Adalberto Libera
Andata e ricordo. Souvenir de Voyage
"C’è un solo viaggio possibile: quello che facciamo nel nostro mondo interiore. Tutto quello che siamo lo portiamo con noi nel viaggio " Andrej Tarkovskij
Il Mart presenta dal 22 giugno all’8 settembre 2013 “Andata e ricordo. Souvenir de Voyage” una mostra che mette in relazione lo sguardo del turista e lo spazio del turismo.
Fotografie dei Grand Tour ottocenteschi, le prime guide dei viaggiatori di inizio novecento, i diari di viaggio, la parabola della pubblicità dall’illustrazione d’autore al kitsch, l’ironia della Pop Art, i linguaggi contemporanei del video e dell’installazione; sono alcune delle sorprese di una mostra che cerca di capire come è cambiato il modo di viaggiare e di abitare i luoghi sotto la spinta della globalizzazione e del postmoderno di massa.
“Andata e Ricordo”, prodotta dal Mart di Rovereto, è curata da Nicoletta Boschiero, Veronica Caciolli, Daniela Ferrari, Paola Pettenella, Alessandra Tiddia, Denis Viva e presenta in catalogo un saggio di Fernando Castro Florez.

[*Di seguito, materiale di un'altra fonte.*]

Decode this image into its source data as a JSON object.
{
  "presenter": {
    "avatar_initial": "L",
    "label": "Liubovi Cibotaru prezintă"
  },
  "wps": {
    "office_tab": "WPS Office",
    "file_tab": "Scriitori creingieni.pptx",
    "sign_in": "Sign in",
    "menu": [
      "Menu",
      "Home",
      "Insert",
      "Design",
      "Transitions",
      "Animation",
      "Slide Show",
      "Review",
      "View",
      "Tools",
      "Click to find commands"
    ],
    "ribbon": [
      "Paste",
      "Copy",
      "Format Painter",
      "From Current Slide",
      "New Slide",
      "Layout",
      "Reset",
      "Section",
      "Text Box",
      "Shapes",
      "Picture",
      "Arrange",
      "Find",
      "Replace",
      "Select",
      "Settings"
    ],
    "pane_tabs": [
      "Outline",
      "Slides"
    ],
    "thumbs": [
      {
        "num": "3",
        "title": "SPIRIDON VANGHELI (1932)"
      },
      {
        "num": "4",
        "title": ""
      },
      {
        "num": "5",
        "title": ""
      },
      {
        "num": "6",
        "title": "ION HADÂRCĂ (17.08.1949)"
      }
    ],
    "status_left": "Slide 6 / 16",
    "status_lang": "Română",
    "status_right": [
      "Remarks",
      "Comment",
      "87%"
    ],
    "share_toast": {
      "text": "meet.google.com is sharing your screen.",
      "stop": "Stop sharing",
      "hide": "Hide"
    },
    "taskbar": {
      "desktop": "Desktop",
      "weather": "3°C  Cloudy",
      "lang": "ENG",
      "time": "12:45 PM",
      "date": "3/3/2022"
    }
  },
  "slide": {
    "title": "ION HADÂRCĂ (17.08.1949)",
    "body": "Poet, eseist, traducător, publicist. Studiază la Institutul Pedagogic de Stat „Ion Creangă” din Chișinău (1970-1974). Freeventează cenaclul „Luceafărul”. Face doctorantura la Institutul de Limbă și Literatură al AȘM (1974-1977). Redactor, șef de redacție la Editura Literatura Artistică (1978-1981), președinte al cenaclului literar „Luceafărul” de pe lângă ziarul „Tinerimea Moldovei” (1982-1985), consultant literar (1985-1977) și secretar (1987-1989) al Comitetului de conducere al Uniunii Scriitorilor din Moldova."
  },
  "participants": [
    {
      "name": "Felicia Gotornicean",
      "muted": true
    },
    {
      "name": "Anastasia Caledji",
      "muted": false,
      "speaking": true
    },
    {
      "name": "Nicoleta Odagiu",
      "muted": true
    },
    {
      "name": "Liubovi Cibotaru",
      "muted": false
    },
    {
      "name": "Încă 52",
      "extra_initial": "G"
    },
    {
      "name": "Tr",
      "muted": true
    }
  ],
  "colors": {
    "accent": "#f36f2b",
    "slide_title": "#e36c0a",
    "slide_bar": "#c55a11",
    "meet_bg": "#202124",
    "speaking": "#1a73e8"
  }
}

La mostra si apre con “Tempo di viaggio”, un racconto per immagini del grande regista russo Andrej Tarkovsky che nel 1983 compiva il suo Grand Tour accompagnato dal poeta e sceneggiatore Tonino Guerra. Un modo di viaggiare, quello di Tarkovsky e Guerra, che non cedeva alle tentazioni della memoria, ma che raccoglieva immagini per appropriarsi di se stessi e del mondo. “Fotografare – scriveva Susan Sontag – significa appropriarsi della cosa che si fotografa. Significa stabilire con il mondo una relazione particolare che dà una sensazione di conoscenza, e quindi di potere”.

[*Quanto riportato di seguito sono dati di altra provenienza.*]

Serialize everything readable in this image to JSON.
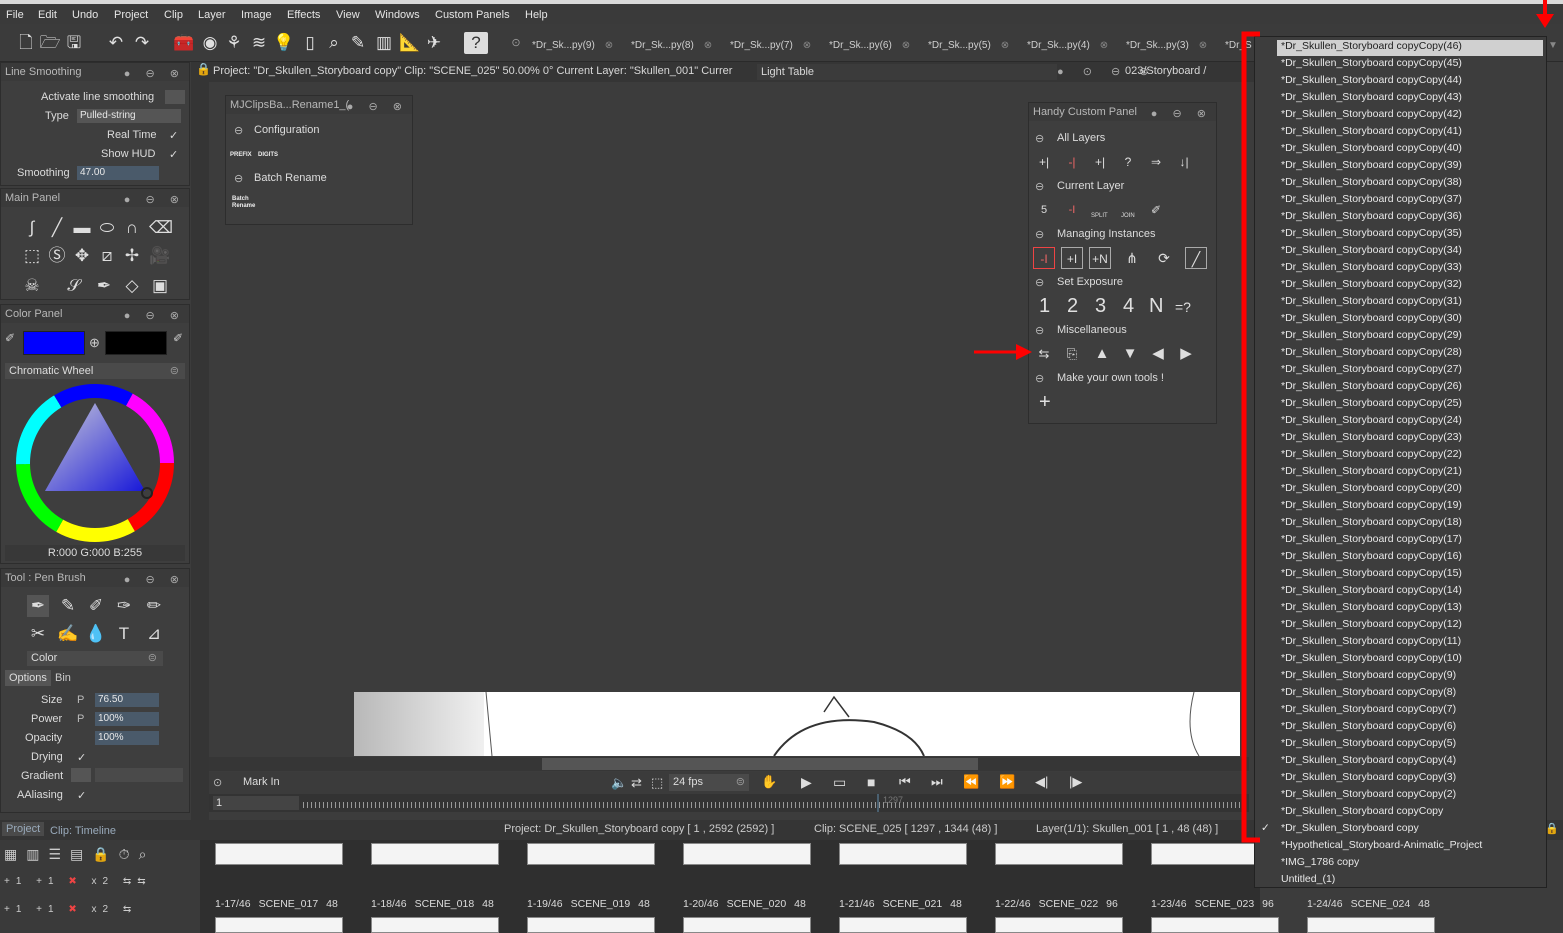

Il racconto di questo viaggio introduce in modo critico il tema della mostra: oggi l’industria globale del turismo di massa ci sommerge di immagini stereotipate e omologate. Definibili “immagini delle immagini”, alimentano le mappe mentali collettive e condizionano fortemente la rappresentazione del mondo, progressivamente gli spazi turistici e quelli culturali si sovrappongono.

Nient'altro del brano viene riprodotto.